Eu gostei muito, uma vez, de um senhor que foi se confessar e estava em uma situação tal que não podia receber a absolvição. Ele foi com um pouco de medo, porque tinha sido mandado embora algumas vezes: “Não, não... vá embora”. O padre o ouviu, explicou-lhe a situação, disse-lhe: “Mas você reza. Deus te ama. Vou lhe dar a bênção, mas você vai voltar, me promete?”. E esse padre “perdia tempo” para atrair esse homem aos sacramentos. Isso se chama proximidade. E, falando aos bispos sobre proximidade, eu acho que devo falar da proximidade mais importante: a com os sacerdotes. O bispo deve estar disponível para os seus sacerdotes.

Quando eu estava na Argentina, ouvi de sacerdotes – muitas, muitas vezes, quando eu ia dar os Exercícios, eu gostava de dar os Exercícios. Eu dizia: “Fale com o bispo sobre isso...”. “Mas não, eu o telefonei, a secretária me disse: não, ele está muito, muito ocupado, mas vai receber você em três meses”. Mas esse sacerdote se sente órfão, sem pai, sem a proximidade e começa a cair. Um bispo que vê na folha de telefonemas, à noite, quando volta, o telefonema de um sacerdote, ou naquela noite ou no dia seguinte deve telefonar para ele de imediato. “Sim, estou ocupado, mas é urgente?” “Não, não, mas coloquemo-nos de acordo...” Que o sacerdote sinta que tem um pai. Se nós tiramos dos sacerdotes a paternidade, não podemos lhes pedir que sejam pais. E, assim, o sentido da paternidade de Deus se afasta. A obra do Filho é tocar as misérias humanas: espirituais e corporais. A proximidade. A obra do Pai: ser pai, bispo-pai.

Depois, os jovens, porque se deve falar de jovens nestes dias. Os jovens são “chatos”! Porque sempre vem dizer as mesmas coisas, ou “eu penso assim...”, ou “a Igreja deveria...”, e é preciso ter paciência com os jovens. Eu conheci, quando jovens, alguns padres: era uma época em que o confessionário era mais frequentado do que agora, passavam horas ouvindo ou os recebiam no escritório paroquial, escutando as mesmas coisas... mas com paciência. E, depois, levar os jovens para o campo, para as montanhas... Mas pensem em São João Paulo II, o que ele fazia com os universitários? Sim, fazia escola, mas depois ia com eles para as montanhas!
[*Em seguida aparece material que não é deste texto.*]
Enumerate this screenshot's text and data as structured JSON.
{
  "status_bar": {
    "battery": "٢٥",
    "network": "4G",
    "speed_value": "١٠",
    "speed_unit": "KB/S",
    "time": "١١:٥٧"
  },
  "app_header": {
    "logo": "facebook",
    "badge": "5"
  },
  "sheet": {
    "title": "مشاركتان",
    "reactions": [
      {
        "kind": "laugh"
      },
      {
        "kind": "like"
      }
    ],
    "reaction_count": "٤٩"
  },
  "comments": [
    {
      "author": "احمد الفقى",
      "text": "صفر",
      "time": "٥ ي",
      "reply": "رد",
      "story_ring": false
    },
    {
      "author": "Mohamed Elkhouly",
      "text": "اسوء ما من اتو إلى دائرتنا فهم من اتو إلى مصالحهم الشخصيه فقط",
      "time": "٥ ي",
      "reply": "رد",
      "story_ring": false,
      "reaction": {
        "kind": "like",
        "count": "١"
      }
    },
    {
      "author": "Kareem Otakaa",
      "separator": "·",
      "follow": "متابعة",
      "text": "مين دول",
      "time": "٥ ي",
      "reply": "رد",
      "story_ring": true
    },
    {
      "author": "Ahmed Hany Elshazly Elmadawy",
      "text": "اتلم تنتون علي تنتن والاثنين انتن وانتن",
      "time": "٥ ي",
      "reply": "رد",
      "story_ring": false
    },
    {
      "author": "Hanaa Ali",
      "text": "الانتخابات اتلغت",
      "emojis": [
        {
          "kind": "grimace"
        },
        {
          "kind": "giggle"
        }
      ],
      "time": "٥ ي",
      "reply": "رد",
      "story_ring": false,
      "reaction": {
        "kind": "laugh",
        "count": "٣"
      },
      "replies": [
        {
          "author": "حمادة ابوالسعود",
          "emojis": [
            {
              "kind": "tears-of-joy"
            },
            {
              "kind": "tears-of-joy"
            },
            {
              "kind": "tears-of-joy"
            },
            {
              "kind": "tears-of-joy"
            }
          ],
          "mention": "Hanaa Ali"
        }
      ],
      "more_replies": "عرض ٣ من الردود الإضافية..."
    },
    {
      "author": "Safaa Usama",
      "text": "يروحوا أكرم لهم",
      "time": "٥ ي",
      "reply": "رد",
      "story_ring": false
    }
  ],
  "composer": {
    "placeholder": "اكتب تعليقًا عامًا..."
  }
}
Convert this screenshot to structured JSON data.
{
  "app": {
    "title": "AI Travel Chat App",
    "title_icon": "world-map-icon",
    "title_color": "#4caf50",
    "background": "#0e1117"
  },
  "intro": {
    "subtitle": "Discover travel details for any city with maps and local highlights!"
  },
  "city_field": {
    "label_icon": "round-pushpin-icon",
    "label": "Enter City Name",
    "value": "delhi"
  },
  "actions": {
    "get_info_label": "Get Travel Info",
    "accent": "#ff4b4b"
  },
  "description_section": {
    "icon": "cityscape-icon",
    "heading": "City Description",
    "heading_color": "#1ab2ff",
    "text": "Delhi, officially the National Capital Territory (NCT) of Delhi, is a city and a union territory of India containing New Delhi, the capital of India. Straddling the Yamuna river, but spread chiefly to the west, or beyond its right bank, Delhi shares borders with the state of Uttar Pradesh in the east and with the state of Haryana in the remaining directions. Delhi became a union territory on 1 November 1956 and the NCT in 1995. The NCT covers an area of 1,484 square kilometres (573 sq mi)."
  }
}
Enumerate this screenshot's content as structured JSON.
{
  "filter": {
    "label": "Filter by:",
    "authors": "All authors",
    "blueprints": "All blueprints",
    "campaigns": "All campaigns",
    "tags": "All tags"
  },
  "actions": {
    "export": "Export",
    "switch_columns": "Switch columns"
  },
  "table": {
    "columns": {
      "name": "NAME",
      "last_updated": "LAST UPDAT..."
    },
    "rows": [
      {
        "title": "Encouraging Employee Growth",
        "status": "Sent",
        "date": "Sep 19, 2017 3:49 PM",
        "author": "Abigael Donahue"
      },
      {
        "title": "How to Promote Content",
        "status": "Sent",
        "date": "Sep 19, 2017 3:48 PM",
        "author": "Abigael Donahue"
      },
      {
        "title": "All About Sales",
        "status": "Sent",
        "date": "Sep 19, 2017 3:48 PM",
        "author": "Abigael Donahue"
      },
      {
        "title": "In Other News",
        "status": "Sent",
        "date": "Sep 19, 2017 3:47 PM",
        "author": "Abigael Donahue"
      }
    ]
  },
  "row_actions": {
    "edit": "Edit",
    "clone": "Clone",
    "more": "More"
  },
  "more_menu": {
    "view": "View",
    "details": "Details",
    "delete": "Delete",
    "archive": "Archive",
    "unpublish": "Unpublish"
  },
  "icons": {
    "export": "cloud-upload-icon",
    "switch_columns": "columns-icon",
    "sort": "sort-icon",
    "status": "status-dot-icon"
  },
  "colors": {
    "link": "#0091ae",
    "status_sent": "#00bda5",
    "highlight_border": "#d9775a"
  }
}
Proximidade. Ele os escutava. Estava com os jovens...

E uma última coisa que eu gostaria de enfatizar, porque eu acho que o Senhor me pede isso: os avós. Vocês, que sofreram o comunismo, o ateísmo, sabem disto: foram os avós, foram as avós que salvaram e transmitiram a fé. Os avós têm a memória de um povo, têm a memória da fé, a memória da Igreja. Não descartem os avós! Nesta cultura do descarte, que está justamente descristianizada, descarta-se aquilo que não serve, que não vai bem. Não! Os avós são a memória do povo, são a memória da fé. E conectar os jovens com os avós: isso também é proximidade. Ser próximos e criar proximidade. Eu responderia assim a essa pergunta. Não há receitas, mas devemos entrar em campo. Se esperarmos que toque o telefone ou que batam na porta... Não. Devemos sair para buscar, como o pastor que vai buscar os perdidos. Não sei, é isso que me vem. Simplesmente.